Presentation

Abstract
Cardiovascular diseases (CVD) are the leading cause of death globally. Furthermore, minority communities have the highest mortality rate. Myocardial ischemia, a major reason for CVD, results in decreased blood supply and oxygen to the heart, significantly altering metabolism, ion homeostasis, inflammatory response, and redox balance leading to cardiac remodeling. Cardiac remodeling is defined as the changes in the size, geometry, and function of the heart; for this reason, it is important to investigate novel treatments to improve CVD mortality and morbidity. The aims of this study, Evaluating Bioengineered Stem-Cell Derived Extracellular Vesicles in The Treatment of Cardiovascular Diseases, are to evaluate the emergence of bioengineered stem-cell-derived extracellular vesicles (EVs) in treating experimental models of chronic myocardial ischemia, and to explore cardiac remodeling pathology and propose new molecules for bioengineering.
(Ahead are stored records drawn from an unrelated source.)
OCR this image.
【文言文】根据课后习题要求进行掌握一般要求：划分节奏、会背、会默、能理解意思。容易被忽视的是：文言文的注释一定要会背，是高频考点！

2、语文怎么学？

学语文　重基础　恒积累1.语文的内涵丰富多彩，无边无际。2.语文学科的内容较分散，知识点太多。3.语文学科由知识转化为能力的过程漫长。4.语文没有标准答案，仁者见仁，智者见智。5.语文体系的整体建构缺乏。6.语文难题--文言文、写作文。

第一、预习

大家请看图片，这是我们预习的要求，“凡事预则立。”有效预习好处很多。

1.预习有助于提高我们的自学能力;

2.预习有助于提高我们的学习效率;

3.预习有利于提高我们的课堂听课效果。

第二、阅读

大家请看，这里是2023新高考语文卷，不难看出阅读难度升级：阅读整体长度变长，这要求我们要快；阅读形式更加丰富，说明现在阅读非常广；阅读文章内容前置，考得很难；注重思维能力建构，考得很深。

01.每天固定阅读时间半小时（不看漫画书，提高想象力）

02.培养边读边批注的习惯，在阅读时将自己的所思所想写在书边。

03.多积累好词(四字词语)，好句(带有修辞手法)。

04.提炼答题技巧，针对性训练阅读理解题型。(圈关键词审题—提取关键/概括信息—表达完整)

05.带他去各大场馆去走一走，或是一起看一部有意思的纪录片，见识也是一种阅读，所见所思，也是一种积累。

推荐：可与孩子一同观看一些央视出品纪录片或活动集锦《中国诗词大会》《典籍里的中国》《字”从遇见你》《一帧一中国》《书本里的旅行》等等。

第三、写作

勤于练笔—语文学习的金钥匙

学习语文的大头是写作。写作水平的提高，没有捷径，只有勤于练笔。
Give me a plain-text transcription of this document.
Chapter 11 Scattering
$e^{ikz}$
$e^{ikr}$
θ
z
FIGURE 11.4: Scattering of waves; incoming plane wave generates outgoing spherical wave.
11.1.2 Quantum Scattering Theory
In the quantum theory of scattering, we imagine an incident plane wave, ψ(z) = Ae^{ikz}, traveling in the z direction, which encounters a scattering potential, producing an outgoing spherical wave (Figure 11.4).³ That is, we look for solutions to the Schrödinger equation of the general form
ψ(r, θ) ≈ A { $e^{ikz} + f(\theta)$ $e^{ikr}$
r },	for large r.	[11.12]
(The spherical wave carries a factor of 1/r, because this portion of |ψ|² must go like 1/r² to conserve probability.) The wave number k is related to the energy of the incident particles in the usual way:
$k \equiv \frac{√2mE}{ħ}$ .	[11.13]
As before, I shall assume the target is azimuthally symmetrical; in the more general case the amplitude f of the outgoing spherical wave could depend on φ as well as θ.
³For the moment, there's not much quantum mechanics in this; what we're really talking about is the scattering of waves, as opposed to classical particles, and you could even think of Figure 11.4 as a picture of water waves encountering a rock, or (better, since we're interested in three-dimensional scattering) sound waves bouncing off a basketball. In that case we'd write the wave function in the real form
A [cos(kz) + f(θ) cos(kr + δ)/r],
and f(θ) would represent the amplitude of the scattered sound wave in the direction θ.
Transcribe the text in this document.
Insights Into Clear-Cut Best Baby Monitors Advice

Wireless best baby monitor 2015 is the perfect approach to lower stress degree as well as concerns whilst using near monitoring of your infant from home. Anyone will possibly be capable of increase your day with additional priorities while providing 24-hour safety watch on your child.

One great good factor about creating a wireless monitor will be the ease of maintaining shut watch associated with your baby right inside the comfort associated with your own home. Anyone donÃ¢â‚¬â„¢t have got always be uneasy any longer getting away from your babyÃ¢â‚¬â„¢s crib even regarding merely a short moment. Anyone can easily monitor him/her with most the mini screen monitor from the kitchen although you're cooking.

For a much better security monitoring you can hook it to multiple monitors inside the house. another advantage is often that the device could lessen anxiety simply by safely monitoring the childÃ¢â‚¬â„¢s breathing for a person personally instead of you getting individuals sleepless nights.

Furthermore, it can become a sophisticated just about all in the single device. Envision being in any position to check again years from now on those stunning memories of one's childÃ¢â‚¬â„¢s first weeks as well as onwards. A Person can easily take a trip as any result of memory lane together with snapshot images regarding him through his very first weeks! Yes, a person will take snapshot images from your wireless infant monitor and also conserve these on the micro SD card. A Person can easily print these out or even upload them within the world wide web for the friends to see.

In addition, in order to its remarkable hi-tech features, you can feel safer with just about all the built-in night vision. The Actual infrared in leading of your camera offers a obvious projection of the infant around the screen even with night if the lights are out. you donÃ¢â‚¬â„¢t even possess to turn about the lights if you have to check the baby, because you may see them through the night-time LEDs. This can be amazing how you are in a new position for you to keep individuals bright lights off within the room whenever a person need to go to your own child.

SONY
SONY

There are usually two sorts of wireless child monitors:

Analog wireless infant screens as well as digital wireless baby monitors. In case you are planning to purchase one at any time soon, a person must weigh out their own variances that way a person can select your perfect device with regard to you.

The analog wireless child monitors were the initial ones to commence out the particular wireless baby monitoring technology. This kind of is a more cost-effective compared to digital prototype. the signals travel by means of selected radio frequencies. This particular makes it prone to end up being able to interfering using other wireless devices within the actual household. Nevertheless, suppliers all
A literature review was conducted to evaluate such EVs in experimental models of cardiovascular disease; the following criteria were used – mesenchymal stem cell (MSC) source, bioengineered EV, animal model of myocardial infarction/ischemia. Various studies were evaluated with miRNA overexpression – miR-126, miRNA-18a, miR-93-5p, miR-19a – all with improved therapeutic outcomes. Similarly, protein overexpression of CXCR4, GATA4, Akt, and TIMP2 resulted in cardioprotection. Lastly, CHP and IMTP conjugation to exosomes improved EV targeting to myocardial tissue. EVs are a promising therapeutic approach in treating CVD, and bioengineering presents a unique opportunity to customize contents and improve delivery. Future EV-based treatments can target cardiac remodeling in a variety of manners such as by upregulating glycolysis, inhibiting calcium handling, blocking toll-like receptors, and increasing antioxidants.